The NIB has continued to sensitize farmers on need to use chemicals in controlling of weeds and armyworms in their fields in order to realize high yields. Since the introduction of these modern agricultural practices, most farmers are able to be in production throughout the year.

f. Capacity Building.

For the farmers to realize high crop yields through proper crop husbandry management practices, NIB carried out sensitization and capacity building through the following ways;

  1. Opening of demonstration plots/ model farm.
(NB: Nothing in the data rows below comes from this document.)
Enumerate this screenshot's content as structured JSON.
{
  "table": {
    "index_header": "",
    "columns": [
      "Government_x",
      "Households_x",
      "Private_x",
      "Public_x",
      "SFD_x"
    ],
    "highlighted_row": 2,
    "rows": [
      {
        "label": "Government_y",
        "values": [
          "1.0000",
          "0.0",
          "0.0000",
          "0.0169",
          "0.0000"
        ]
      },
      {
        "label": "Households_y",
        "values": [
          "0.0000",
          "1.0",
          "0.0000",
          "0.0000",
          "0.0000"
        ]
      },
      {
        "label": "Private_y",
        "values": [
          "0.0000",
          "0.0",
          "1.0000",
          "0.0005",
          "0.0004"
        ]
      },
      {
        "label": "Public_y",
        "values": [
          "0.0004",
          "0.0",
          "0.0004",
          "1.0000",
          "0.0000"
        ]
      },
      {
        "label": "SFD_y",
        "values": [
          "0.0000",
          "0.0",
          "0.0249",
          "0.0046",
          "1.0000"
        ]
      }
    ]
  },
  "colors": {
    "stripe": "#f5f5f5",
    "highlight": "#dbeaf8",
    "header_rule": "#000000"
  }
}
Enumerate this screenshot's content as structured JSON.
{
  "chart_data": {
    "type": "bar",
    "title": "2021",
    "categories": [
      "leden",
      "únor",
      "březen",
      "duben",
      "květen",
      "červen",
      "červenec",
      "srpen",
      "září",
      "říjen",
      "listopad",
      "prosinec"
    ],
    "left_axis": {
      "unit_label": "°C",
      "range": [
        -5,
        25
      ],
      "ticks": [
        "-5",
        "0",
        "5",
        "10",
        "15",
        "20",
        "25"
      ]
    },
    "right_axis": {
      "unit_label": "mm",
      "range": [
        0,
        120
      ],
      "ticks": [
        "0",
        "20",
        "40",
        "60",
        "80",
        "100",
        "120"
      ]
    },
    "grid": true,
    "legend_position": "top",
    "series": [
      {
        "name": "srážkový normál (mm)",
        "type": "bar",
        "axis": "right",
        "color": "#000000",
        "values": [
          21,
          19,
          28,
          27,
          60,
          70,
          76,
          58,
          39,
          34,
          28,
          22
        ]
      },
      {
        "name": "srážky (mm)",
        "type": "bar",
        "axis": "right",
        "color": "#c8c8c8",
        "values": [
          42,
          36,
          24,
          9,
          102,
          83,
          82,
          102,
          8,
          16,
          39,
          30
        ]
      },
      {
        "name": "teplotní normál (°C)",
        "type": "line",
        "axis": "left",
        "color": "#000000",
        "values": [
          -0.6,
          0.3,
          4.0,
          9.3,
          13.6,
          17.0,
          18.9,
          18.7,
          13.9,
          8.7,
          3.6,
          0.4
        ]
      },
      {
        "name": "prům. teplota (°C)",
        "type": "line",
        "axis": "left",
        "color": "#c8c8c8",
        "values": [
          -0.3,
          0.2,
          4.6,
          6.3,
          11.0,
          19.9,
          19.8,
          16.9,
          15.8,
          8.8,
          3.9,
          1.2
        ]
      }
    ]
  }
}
A plot of 3.5 acres was allocated to NIB by farmers to be used for research activities and demonstration to farmers on various crop husbandry practices.
  2. Training and tours-to improve the productivity in the scheme NIB has exposed the scheme farmers to other irrigation schemes in Kenya through tours. Further NIB has trained 1500 farmers through in door as well as quarterly Field Days.
  3. Registration of farmers’ Self-Help Groups- in 2012, NIB organized the registration of 41 Self-Help Groups at Social Services Department in Lodwar. The farmers were introduced to Equity bank in Lodwar where all the group and famers opened their group accounts and personal accounts respectively.